Two suicide attackers wearing women's cloaks blew themselves up yesterday in a Shiite mosque in northern Baghdad, killing at least 46 people and wounding scores, police said. It was the second major attack against Shiite targets in as many days.
The violence came as US Ambassador Zalmay Khalilzad warned that Iraq faces the possibility of sectarian civil war if efforts to build a national unity government do not succeed, and that such a conflict could affect the entire Middle East.
Police Lieutenant Colonel Falah al-Mohammedawi said the blasts occurred at the Buratha mosque, which is affiliated with the Supreme Council for the Islamic Revolution in Iraq, the main Shiite party.
First reports said the explosions were caused by mortar fire, but al-Mohammedawi said police had confirmed they were suicide attacks.
The attack took place as worshippers were leaving at the end of Friday prayers, the main weekly religious service. Earlier yesterday, the Interior Ministry cautioned people in Baghdad to avoid crowds near mosques and markets due to a car bomb threat.
A prominent Shiite politician, Jalal Eddin al-Sagheer, was among the worshippers but police said he was unhurt.
Rescuers carried the bodies from the mosque compound on makeshift wooden wheelbarrows and loaded them on the backs of pickup trucks. The Baghdad city council urged Iraqis to donate blood for those wounded.
On Thursday, a car bomb exploded about 250m from the Imam Ali mosque in Najaf, the most sacred shrine in Iraq for Shiite Muslims. Ten people were killed, police said.
The Interior Ministry had cautioned Baghdad residents to avoid crowds near mosques and markets due to a car bomb threat.

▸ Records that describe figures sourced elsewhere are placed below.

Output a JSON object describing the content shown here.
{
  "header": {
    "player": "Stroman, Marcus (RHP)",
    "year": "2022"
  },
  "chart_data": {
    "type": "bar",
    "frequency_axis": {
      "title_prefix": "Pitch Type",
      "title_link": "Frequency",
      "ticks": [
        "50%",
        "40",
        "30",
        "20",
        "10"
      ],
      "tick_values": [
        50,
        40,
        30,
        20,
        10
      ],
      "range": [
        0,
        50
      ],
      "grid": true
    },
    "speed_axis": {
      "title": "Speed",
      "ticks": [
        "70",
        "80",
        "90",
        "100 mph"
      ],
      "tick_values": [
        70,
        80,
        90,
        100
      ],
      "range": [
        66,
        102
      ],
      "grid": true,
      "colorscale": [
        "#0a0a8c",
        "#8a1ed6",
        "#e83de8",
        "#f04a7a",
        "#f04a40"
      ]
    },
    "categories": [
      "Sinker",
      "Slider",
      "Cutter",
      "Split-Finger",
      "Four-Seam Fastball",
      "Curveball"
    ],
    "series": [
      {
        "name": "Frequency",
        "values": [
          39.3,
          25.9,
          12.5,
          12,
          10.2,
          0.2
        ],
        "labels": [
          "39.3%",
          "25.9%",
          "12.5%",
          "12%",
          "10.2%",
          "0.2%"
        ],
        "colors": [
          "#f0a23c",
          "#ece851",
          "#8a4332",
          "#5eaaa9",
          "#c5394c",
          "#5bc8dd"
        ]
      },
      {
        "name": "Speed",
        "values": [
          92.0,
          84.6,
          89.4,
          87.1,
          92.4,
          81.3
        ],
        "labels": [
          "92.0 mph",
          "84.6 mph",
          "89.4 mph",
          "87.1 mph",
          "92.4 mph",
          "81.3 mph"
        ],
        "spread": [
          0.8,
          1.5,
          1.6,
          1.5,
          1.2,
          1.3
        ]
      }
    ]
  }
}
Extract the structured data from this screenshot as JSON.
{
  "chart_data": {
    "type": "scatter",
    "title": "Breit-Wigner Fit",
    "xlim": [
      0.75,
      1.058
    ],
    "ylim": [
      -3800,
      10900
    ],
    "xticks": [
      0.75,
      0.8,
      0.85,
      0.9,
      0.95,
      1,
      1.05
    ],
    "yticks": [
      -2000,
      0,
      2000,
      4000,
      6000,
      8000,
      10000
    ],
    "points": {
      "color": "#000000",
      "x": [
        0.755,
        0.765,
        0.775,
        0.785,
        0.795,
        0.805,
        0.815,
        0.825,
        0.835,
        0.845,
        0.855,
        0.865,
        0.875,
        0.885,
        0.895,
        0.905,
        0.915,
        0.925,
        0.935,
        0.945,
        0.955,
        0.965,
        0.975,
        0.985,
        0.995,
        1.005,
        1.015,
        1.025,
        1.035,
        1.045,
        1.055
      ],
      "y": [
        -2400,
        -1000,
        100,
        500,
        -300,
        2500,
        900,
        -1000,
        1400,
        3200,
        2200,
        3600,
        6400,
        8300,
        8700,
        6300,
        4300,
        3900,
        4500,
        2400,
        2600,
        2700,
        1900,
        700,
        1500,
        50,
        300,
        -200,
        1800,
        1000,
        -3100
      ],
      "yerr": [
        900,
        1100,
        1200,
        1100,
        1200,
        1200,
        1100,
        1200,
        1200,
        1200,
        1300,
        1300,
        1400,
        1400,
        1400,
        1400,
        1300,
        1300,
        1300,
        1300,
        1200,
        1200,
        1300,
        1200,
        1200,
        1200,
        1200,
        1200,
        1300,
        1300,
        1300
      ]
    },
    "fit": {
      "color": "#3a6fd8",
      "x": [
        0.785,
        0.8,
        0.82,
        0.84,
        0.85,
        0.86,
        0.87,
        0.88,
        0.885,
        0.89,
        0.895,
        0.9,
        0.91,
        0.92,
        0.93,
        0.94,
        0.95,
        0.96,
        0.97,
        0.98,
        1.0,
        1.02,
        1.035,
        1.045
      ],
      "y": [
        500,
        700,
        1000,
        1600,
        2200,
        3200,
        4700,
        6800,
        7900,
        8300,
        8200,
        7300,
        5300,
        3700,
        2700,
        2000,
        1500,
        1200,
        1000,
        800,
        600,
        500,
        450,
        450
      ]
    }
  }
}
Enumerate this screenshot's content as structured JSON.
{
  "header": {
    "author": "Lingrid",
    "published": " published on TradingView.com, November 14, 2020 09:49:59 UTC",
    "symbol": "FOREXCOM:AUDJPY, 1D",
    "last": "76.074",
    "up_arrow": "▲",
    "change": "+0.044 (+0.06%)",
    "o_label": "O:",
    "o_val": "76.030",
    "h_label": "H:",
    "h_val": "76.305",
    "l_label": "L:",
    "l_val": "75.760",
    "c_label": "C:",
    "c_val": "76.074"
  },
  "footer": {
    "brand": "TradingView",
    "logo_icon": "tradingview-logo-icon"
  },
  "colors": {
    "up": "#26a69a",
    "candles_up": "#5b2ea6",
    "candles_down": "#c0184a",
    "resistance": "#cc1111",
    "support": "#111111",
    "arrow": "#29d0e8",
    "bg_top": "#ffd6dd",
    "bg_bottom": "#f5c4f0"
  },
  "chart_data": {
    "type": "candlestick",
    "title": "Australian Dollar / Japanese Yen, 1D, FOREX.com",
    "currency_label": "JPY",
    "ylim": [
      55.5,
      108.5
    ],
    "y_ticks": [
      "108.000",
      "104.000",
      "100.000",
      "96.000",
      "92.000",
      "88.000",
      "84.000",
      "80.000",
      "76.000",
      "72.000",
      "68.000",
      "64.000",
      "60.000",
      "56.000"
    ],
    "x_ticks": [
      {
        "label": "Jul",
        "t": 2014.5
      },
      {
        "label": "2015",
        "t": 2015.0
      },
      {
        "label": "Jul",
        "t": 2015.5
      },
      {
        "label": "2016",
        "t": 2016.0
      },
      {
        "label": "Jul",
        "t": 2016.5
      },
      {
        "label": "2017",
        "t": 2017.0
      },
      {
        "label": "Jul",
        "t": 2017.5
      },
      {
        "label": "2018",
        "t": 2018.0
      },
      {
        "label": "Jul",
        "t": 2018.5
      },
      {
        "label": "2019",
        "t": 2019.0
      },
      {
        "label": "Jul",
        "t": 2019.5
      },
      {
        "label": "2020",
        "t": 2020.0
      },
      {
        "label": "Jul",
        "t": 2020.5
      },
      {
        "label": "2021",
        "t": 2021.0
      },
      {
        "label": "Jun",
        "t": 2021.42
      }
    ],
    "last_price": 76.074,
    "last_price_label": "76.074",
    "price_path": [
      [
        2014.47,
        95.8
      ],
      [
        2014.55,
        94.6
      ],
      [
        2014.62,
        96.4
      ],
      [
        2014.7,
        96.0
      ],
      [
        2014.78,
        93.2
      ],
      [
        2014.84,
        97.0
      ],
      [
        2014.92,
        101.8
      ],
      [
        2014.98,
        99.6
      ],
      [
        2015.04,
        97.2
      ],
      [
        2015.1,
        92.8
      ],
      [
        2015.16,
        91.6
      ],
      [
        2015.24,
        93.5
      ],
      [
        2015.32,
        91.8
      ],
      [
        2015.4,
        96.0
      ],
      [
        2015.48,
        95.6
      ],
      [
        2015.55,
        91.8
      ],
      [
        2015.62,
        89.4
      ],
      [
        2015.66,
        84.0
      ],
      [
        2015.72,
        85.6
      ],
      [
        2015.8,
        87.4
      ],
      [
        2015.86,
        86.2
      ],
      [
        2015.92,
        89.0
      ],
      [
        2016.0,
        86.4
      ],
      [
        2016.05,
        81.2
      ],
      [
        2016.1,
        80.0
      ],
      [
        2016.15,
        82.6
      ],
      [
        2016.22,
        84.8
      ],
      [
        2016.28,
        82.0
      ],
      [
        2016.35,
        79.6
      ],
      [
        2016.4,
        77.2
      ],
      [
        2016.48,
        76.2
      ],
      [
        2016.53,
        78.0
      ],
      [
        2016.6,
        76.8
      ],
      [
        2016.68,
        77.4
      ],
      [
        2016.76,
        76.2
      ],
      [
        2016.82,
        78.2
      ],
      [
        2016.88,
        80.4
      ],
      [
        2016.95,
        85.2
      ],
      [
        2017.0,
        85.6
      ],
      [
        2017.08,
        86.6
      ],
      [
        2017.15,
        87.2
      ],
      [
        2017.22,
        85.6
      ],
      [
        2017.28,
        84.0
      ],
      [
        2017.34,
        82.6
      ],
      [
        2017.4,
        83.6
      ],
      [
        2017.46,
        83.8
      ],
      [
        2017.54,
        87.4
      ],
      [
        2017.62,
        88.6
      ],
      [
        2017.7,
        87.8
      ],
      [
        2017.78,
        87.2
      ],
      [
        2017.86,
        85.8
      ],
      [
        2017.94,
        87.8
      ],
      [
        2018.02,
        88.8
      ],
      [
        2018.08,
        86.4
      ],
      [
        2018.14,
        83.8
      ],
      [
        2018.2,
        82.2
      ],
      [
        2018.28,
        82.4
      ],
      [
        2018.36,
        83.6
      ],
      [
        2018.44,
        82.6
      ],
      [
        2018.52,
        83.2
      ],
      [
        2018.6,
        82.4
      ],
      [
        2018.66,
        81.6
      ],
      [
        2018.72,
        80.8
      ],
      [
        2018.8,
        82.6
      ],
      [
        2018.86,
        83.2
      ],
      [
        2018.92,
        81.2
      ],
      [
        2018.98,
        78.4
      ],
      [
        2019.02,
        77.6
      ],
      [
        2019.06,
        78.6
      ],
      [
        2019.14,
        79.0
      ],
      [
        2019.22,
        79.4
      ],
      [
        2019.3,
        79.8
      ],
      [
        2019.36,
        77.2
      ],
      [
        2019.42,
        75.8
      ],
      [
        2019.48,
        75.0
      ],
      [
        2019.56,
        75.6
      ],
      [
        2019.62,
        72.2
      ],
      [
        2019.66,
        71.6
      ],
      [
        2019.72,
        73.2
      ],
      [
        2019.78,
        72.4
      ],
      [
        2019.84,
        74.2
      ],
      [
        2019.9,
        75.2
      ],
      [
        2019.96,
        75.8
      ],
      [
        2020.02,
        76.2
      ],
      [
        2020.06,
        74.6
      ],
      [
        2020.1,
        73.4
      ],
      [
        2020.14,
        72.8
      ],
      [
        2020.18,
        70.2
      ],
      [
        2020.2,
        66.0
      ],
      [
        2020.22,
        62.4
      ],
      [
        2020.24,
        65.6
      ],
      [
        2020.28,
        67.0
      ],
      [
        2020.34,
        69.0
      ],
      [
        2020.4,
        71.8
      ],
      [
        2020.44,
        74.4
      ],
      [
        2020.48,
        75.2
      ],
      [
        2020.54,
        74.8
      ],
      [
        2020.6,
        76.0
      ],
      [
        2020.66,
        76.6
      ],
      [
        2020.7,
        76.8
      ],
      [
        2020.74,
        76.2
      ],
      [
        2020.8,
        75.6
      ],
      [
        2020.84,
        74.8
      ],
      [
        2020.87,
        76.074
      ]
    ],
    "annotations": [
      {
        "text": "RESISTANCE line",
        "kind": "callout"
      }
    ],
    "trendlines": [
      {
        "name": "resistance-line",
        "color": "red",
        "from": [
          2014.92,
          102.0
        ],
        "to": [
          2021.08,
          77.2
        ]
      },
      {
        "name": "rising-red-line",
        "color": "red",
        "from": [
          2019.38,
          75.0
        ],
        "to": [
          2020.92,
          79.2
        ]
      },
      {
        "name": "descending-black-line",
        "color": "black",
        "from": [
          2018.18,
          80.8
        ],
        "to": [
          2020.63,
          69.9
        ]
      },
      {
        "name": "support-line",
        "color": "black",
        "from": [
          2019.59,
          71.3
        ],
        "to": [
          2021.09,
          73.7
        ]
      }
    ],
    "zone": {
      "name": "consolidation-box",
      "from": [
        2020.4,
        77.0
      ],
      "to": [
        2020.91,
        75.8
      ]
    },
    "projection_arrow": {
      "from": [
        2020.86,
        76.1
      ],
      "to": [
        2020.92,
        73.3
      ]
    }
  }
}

The attacks were likely to increase tensions between Sunni and Shiite Muslims, already at a high level following the Feb. 22 blast at a Shiite shrine in Samarra and reprisal killings. That bombing triggered a war of reprisal attacks against Sunni mosques and clerics.
"This explosion is trying to provoke Iraqis to sectarian sedition through bombing the mosques," said Salah Abdul-Razzaq, a Baghdad city council member.
The Interior Ministry, which oversees police, said it received intelligence that insurgents were preparing to set off seven car bombs in Baghdad.
Al-Mohammedawi said the alert would remain until the bombs were discovered and deactivated.